Microsoft hat eine universelle Distribution von Azure Linux 4.0 angekündigt

Microsoft hat die erste öffentlich zugängliche experimentelle Version des Azure Linux 4.0 Distributors angekündigt, die für den Einsatz in virtuellen Maschinen und Containern vorbereitet wurde. Zukünftig sollen experimentelle Versionen für WSL (Windows Subsystem for Linux) und AKS (Azure Kubernetes Service) veröffentlicht werden. Der Azure Linux 4 Branch wird als universelle Lösung präsentiert, die für die Azure-Plattform optimiert ist und in allen damit verbundenen Bereichen genutzt werden kann, von virtuellen Maschinen und Containern bis hin zu Knoten in einem Kubernetes-Cluster und Entwicklersystemen. Die spezifischen Änderungen für den Distributor werden unter der MIT-Lizenz bereitgestellt.

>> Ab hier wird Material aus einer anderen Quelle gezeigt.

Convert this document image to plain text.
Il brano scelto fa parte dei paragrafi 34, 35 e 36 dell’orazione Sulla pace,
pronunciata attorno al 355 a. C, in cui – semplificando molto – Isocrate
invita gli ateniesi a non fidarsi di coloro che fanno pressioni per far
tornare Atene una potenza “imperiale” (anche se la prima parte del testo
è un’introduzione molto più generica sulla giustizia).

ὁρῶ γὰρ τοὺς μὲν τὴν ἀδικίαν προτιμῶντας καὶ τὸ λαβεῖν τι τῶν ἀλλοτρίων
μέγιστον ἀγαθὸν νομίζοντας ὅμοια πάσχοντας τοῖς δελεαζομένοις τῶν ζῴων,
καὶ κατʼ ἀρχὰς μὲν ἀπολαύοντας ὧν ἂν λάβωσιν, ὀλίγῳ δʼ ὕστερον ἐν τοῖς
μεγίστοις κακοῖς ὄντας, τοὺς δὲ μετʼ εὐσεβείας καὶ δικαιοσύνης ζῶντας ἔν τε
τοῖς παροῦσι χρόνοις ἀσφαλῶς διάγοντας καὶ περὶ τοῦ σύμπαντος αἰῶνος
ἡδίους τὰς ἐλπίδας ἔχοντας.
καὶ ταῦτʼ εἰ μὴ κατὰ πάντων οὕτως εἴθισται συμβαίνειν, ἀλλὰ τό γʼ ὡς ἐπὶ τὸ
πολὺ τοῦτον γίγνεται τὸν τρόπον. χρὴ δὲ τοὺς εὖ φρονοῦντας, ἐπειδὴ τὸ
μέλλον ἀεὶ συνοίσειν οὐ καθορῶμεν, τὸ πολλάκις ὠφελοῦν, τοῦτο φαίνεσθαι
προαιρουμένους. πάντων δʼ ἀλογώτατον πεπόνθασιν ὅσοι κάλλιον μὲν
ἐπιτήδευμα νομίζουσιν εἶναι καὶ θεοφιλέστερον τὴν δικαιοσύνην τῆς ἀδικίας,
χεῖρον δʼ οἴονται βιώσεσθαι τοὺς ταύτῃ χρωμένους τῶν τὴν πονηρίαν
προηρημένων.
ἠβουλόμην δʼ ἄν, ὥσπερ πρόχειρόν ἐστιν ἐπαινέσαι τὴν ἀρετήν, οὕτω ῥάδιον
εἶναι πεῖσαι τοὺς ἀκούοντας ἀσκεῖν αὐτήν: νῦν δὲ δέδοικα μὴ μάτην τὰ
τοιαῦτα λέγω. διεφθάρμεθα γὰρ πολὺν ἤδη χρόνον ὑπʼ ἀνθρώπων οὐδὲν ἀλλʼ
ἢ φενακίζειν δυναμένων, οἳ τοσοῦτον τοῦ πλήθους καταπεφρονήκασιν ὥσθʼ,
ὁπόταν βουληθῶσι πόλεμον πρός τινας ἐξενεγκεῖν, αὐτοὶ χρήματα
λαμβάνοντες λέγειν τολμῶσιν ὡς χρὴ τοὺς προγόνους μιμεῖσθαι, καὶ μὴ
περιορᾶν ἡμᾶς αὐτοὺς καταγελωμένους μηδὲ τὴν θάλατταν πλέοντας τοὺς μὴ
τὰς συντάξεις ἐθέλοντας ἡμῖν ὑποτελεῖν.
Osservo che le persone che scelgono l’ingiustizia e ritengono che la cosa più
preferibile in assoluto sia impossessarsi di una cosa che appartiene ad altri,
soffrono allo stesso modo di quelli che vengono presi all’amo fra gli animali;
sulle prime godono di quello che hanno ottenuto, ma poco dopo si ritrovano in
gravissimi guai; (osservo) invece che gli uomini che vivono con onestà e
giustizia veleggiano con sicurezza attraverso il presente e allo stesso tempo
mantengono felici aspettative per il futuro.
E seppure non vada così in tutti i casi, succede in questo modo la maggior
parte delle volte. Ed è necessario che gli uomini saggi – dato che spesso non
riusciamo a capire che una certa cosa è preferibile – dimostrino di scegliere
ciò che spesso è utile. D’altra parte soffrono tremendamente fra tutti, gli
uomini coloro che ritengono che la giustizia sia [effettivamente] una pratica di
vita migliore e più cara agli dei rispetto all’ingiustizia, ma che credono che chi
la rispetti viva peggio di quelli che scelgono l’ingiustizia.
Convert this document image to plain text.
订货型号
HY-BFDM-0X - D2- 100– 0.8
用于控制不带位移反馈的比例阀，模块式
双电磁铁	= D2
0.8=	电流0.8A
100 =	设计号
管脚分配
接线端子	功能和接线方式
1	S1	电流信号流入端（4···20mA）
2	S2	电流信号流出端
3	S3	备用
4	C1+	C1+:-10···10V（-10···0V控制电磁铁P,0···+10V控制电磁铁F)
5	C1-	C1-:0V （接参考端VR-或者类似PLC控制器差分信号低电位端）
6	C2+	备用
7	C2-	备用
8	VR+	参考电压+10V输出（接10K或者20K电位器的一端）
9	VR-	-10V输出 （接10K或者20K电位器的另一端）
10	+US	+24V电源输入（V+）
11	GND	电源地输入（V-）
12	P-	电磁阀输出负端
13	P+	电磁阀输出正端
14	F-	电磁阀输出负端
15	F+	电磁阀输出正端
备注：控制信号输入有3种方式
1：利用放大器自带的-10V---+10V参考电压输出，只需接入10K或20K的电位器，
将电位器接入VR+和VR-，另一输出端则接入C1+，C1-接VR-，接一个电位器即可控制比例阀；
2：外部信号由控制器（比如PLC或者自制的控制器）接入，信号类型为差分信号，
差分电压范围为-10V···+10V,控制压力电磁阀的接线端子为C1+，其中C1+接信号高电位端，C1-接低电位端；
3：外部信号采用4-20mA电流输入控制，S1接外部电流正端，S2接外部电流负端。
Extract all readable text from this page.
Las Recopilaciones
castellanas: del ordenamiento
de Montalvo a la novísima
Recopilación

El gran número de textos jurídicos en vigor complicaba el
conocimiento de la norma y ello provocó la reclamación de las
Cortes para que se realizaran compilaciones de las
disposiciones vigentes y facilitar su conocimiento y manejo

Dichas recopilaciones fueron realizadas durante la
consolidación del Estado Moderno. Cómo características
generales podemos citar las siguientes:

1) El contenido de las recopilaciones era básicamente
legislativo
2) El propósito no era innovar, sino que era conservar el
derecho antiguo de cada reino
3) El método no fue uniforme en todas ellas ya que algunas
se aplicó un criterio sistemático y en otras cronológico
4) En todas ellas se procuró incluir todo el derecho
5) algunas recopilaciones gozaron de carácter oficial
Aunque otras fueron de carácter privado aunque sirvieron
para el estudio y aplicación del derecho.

Im Vergleich zu Azure Linux 3.0 wurde der neue Branch von einer eigenen Paketbasis auf die Verwendung von Paketen aus der Fedora 43 Distribution umgestellt. Als Grundlage werden die Standard-SRPM-Pakete aus den Fedora-Repositories verwendet, für die ein Set von Overlays – Konfigurationsdateien im TOML-Format – bereitgestellt wird, mit dem die Pakete mit Erweiterungen, Optimierungen und Änderungen, die für Azure Linux erforderlich sind, neu kompiliert werden können. Zur Generierung der resultierenden RPM-Pakete auf Basis der Fedora-SRPM-Pakete und Overlays wird das Werkzeug azldev verwendet, das in Go geschrieben ist und unter der MIT-Lizenz bereitgestellt wird. Das Build-System von Azure Linux ermöglicht die Erstellung sowohl klassischer Installationsumgebungen mit RPM-Paketen als auch monolithischer atomar aktualisierbarer System-Images.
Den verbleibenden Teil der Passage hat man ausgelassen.